Quando o formalismo orçamentário substitui o debate sobre dívida, gasto estatal e as bases econômicas que condicionam o futuro do Uruguai
A LITURGIA DO FRACASSO
A Prestação de Contas, o espelho retrovisor de um rumo extraviado
Por Dr. Nelson Jorge Mosco Castellano
Há uma estranha fascinação na política uruguaia por consagrar a burocracia como substituta da gestão.

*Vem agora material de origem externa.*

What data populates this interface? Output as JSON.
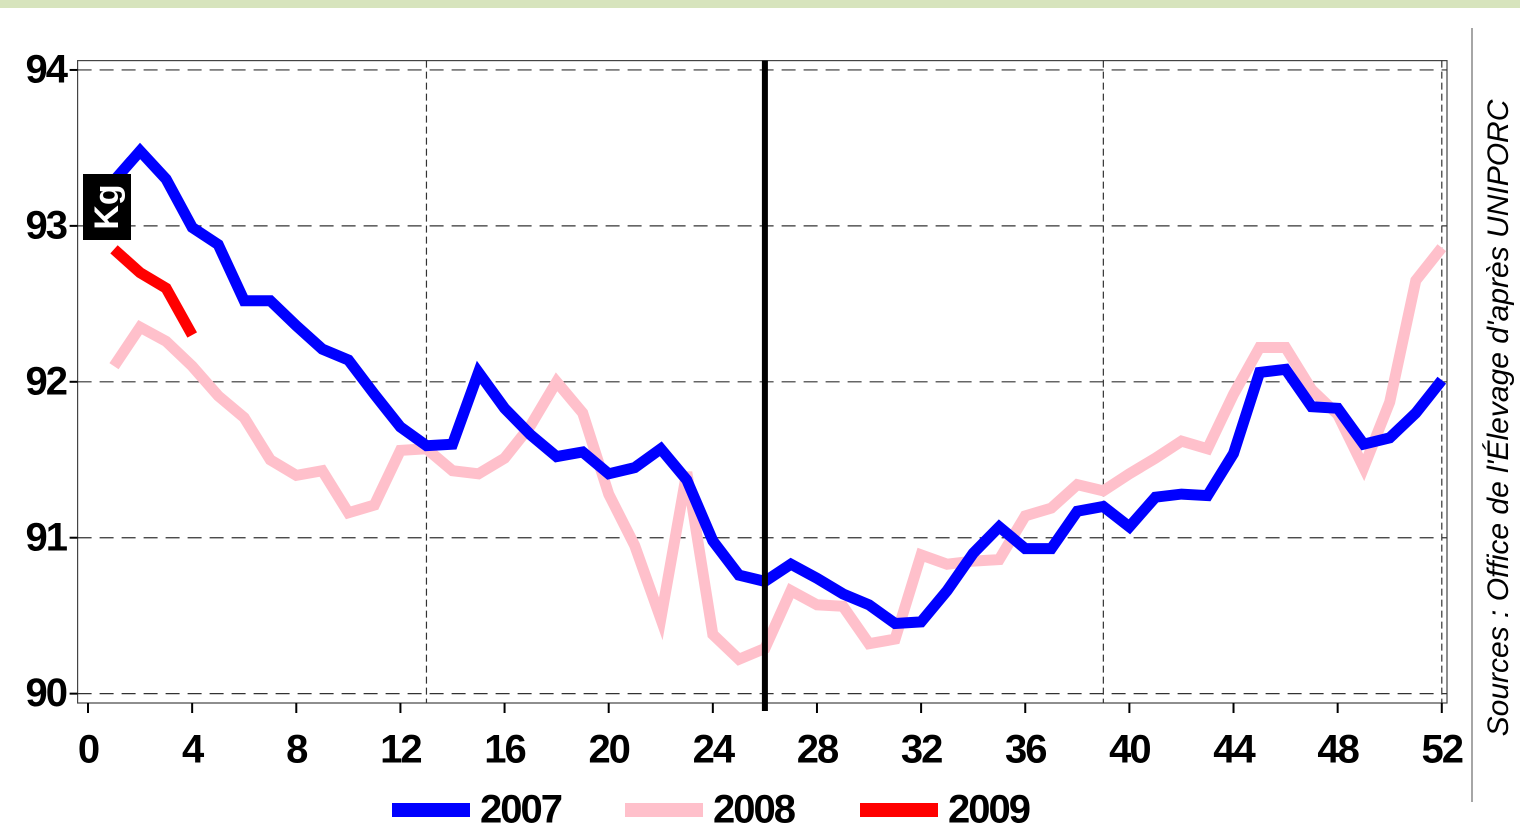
{
  "chart_data": {
    "type": "line",
    "y_label": "Kg",
    "source": "Sources : Office de l'Élevage d'après UNIPORC",
    "x": [
      1,
      2,
      3,
      4,
      5,
      6,
      7,
      8,
      9,
      10,
      11,
      12,
      13,
      14,
      15,
      16,
      17,
      18,
      19,
      20,
      21,
      22,
      23,
      24,
      25,
      26,
      27,
      28,
      29,
      30,
      31,
      32,
      33,
      34,
      35,
      36,
      37,
      38,
      39,
      40,
      41,
      42,
      43,
      44,
      45,
      46,
      47,
      48,
      49,
      50,
      51,
      52
    ],
    "series": [
      {
        "name": "2007",
        "color": "#0000ff",
        "values": [
          93.29,
          93.48,
          93.3,
          92.99,
          92.88,
          92.52,
          92.52,
          92.36,
          92.21,
          92.14,
          91.92,
          91.71,
          91.59,
          91.6,
          92.06,
          91.83,
          91.66,
          91.52,
          91.55,
          91.41,
          91.45,
          91.57,
          91.37,
          90.98,
          90.76,
          90.72,
          90.83,
          90.74,
          90.64,
          90.57,
          90.45,
          90.46,
          90.66,
          90.9,
          91.07,
          90.93,
          90.93,
          91.17,
          91.2,
          91.07,
          91.26,
          91.28,
          91.27,
          91.54,
          92.06,
          92.08,
          91.84,
          91.83,
          91.6,
          91.64,
          91.8,
          92.01
        ]
      },
      {
        "name": "2008",
        "color": "#ffc0cb",
        "values": [
          92.1,
          92.35,
          92.26,
          92.1,
          91.91,
          91.77,
          91.5,
          91.4,
          91.43,
          91.16,
          91.21,
          91.56,
          91.57,
          91.43,
          91.41,
          91.51,
          91.72,
          92.0,
          91.8,
          91.28,
          90.95,
          90.48,
          91.42,
          90.38,
          90.22,
          90.29,
          90.66,
          90.57,
          90.56,
          90.32,
          90.35,
          90.89,
          90.83,
          90.85,
          90.86,
          91.14,
          91.19,
          91.34,
          91.3,
          91.41,
          91.51,
          91.62,
          91.57,
          91.92,
          92.22,
          92.22,
          91.95,
          91.79,
          91.45,
          91.87,
          92.65,
          92.86
        ]
      },
      {
        "name": "2009",
        "color": "#ff0000",
        "values": [
          92.85,
          92.7,
          92.6,
          92.3,
          null,
          null,
          null,
          null,
          null,
          null,
          null,
          null,
          null,
          null,
          null,
          null,
          null,
          null,
          null,
          null,
          null,
          null,
          null,
          null,
          null,
          null,
          null,
          null,
          null,
          null,
          null,
          null,
          null,
          null,
          null,
          null,
          null,
          null,
          null,
          null,
          null,
          null,
          null,
          null,
          null,
          null,
          null,
          null,
          null,
          null,
          null,
          null
        ]
      }
    ],
    "xlim": [
      -0.4,
      52.2
    ],
    "xticks": [
      0,
      4,
      8,
      12,
      16,
      20,
      24,
      28,
      32,
      36,
      40,
      44,
      48,
      52
    ],
    "ylim": [
      89.94,
      94.06
    ],
    "yticks": [
      90,
      91,
      92,
      93,
      94
    ],
    "x_grid": [
      13,
      26,
      39,
      52
    ],
    "marker_x": 26,
    "grid": true
  }
}
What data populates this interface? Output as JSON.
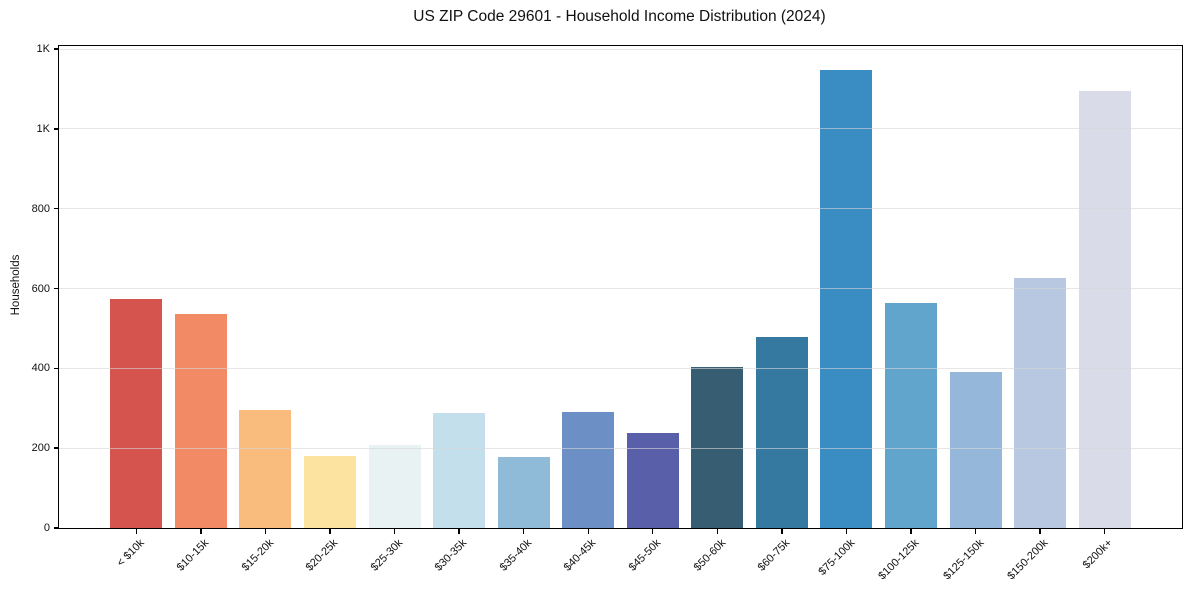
{
  "chart_data": {
    "type": "bar",
    "title": "US ZIP Code 29601 - Household Income Distribution (2024)",
    "xlabel": "",
    "ylabel": "Households",
    "categories": [
      "< $10k",
      "$10-15k",
      "$15-20k",
      "$20-25k",
      "$25-30k",
      "$30-35k",
      "$35-40k",
      "$40-45k",
      "$45-50k",
      "$50-60k",
      "$60-75k",
      "$75-100k",
      "$100-125k",
      "$125-150k",
      "$150-200k",
      "$200k+"
    ],
    "values": [
      575,
      536,
      295,
      180,
      207,
      289,
      179,
      291,
      239,
      404,
      479,
      1149,
      564,
      390,
      626,
      1095
    ],
    "bar_colors": [
      "#d6544e",
      "#f28a66",
      "#fabc7c",
      "#fce3a0",
      "#e9f2f3",
      "#c3dfec",
      "#8fbad8",
      "#6c90c5",
      "#5a5fa9",
      "#375d72",
      "#3679a0",
      "#3a8dc2",
      "#61a4cc",
      "#95b7da",
      "#b8c8e0",
      "#d9dbe9"
    ],
    "yticks": {
      "values": [
        0,
        200,
        400,
        600,
        800,
        1000,
        1200
      ],
      "labels": [
        "0",
        "200",
        "400",
        "600",
        "800",
        "1K",
        "1K"
      ]
    },
    "ylim": [
      0,
      1208
    ],
    "grid": "horizontal",
    "legend": "none",
    "xtick_rotation_deg": 45
  }
}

E por justificar o sistema político porque, no último momento, antes do desastre, concorda que aquilo que deveria ser rejeitado seja tolerado.
A cada ano, o ritual da Prestação de Contas se desenrola no Parlamento com a solenidade de uma missa laica.
Acumulam-se volumes de planilhas e pen drives, discutem-se decimais de execução e cruzam-se recriminações estatísticas sobre quem gastou mais ou quem administrou com maior rigor a escassez.
Mas esse desdobramento formal esconde uma profunda armadilha conceitual: convoca-se o Sistema Político a auditar a prolixidade de um naufrágio.
O problema central desse exercício não é meramente técnico; é a constatação de que vimos arrastando um orçamento que trouxe estes lodos. Partir da base de um Orçamento Nacional equivocado em suas premissas e objetivos, asfixiante em seu desenho ridículo e estatista em sua vocação perene transforma a Prestação de Contas em uma farsa institucional.
Pretender extrair conclusões positivas, lampejos de reformas ou indícios de modernização de um instrumento viciado em sua origem é um exercício de autoengano coletivo.
Cada nova Prestação de Contas coloca sobre a mesa uma tensão fundamental na gestão pública moderna: a lacuna entre a formalidade burocrática da prestação de contas e a eficácia real na resolução estrutural dos problemas do país.
Quando o formato legal é cumprido, mas os nós górdios econômicos permanecem intactos, o exercício democrático transforma-se em um ritual vazio.
OS QUATRO CAVALEIROS DA ESTAGNAÇÃO ORÇAMENTÁRIA
Analisar a execução deste Orçamento sem questionar seus pilares é ignorar as quatro âncoras que afundam sistematicamente a competitividade do país:
O endividamento como inércia inevitável:
As contas públicas são administradas sob a ilusão de um equilíbrio contábil sustentado à força de passivos crescentes.
Cada ponto de endividamento destinado a cobrir gastos correntes é uma hipoteca sobre o futuro das novas gerações até 2060; um tributo financeiro que se paga retirando irresponsavelmente recursos do investimento real e do desenvolvimento tecnológico.
A previdência social como um poço sem fundo:
A seguridade social continua sendo tratada com remendos cosméticos e cortes marginais, evitando o debate frontal sobre um sistema que consome recursos colossais para tapar um buraco negro estrutural que se aprofunda com prestações demagógicas a aposentados e prorrogações imperturbáveis do Seguro-Desemprego para trabalhadores ativos.
Prioriza-se o combate a incêndios previdenciários em detrimento da capitalização da poupança individual e da liberdade de escolha. Repetem-se erros conceituais financeiros que são carregados nas costas dos trabalhadores formais e a devolução aos aposentados gerada à força de gastos postergados e promessas de restituição integral mantidas intactas.
O castigo sistemático ao motor produtivo:
Longe de liberar as forças do mercado, a arquitetura fiscal deste orçamento penaliza com voracidade tributária os setores dinâmicos e geradores de divisas que o sistema político considera seu patrimônio pessoal.
Castiga-se a própria fonte de onde brota a riqueza, secando o mercado para favorecer o corporativismo estatal. Uma eutanásia lenta do próprio sistema, que, enquanto tenta prolongar privilégios, vai matando a vaca que ordenha.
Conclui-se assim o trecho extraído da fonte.